Thirdly, I had not been able to practice the guitar since well before the move into the new house, meaning I had a lot of practicing to do to make sure I remembered any of my usual playlist for the bonfire. I also first had to even find my capo, which ended up being in the first box I looked in, except that I didn't see it until the fourth time I looked in that particular box. Over five hours of practice was squeezed into one week's time and in that same week, I was also struggling to meet novel revision deadlines. It's a wonder I got out alive and playing the entirety of my playlist, plus "The Song of the Lonely Mountain" from the Hobbit, which I learned because I could not get it out of my head.

All of that being said, I hope you can excuse me.

Fourthly, for both reunions, you are supposed to bring a dish to pass. My husband made banana cake for his (at my suggestion because banana cake makes me happy). For my reunion, I made a scone recipe I originally found for the latest office potluck, which was ancestry themed. I'm a big mutt, but my last name is Scottish. Thus, I made oat scones. For the potluck, they had raspberries and semi-sweet chocolate chips in them, and I really thought after making them that they would have tasted better with white chocolate chips instead. For the union, I did that with half raspberries and half blueberries. The second batch ended up having a bit too much oat, but I love these scones and their little triangle shape, which I sadly forgot to photograph in my eagerness to eat them. Both times.

Berry Chocolate Chip Oat Scones

what you need:
1 1/2 cups white wheat flour
2 cups rolled or steel-cut oats
1/4 c sugar
4 teaspoons baking powder
1/2 teaspoon salt
1 cup berries (any variety). frozen beforehand at least overnight
1 egg, beaten
1 stick butter, melted
1/3 c milk
half a bag of chocolate chips (any variety)

1. Mix flour through berries in a large bowl. Then, make a well in the center and add egg through milk (mixed together in a small bowl) to the well. Mix until dough forms. Add chocolate chips. Mix again. I recommend white chocolate chips and 1/2 c raspberries and 1/2 c blueberries.

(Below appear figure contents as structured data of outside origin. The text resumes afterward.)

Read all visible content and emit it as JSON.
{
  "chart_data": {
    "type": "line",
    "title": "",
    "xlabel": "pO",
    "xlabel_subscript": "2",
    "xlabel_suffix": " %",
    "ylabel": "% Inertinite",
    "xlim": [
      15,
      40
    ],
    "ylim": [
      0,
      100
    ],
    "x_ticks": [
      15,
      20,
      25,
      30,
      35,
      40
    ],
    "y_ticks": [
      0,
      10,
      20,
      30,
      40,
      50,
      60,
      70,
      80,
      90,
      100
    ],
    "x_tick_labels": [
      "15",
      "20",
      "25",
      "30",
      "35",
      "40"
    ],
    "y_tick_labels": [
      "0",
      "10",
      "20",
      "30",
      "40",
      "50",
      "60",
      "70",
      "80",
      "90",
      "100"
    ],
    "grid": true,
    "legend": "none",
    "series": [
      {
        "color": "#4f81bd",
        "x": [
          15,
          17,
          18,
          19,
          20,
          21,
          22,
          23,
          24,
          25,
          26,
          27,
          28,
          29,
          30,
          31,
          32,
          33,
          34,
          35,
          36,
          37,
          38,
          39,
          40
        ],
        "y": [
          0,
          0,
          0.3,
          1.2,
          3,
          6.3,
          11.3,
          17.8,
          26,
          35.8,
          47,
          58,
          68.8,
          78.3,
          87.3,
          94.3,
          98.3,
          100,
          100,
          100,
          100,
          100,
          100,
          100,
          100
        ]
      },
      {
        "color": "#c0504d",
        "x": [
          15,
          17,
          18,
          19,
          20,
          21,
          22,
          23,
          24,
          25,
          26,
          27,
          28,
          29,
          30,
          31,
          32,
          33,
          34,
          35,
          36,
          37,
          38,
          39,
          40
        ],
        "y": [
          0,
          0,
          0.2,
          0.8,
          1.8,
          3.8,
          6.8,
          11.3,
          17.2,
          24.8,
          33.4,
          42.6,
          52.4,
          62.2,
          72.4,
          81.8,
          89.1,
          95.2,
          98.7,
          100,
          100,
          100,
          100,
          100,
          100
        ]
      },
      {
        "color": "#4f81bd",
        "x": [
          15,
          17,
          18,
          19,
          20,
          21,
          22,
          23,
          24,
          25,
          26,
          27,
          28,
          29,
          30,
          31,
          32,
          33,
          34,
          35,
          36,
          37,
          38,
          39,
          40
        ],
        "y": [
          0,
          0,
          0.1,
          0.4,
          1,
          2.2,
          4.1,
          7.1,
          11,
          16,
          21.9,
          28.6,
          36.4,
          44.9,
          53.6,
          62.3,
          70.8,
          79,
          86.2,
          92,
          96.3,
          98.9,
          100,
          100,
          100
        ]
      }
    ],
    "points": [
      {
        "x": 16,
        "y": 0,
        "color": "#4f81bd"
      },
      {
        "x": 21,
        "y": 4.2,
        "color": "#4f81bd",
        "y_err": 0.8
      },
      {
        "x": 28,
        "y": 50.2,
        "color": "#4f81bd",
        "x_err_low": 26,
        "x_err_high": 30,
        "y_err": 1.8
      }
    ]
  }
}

2. At this point, you can either make full size or bite size scones. For full size, separate the dough into two equal balls and flat them both onto a greased baking sheet until each is about 1/2 an inch thick, give or take. For bite size (which works well for a party), separate the dough into four equal balls instead and flatten to same thickness.

3. Use a knife to cut each circle of dough into eight equally sized wedges (cut into fourths and then cut each fourth in half), as in the image below:

4. Bake inan oven preheated to 425 degrees for 15 minutes. Scones are done when they have risen slightly and are lightly browned on top.

5. After the scones have cooled, cut then apart at the same lines you created before you baked them and either serve immediately or refrigerate.

They remind me of the raspberry scones I used to buy at my favorite coffee shop (which has since gone out of business) near John Carroll University. Tasty and healthy, full of fiber and fruit. What more could you want?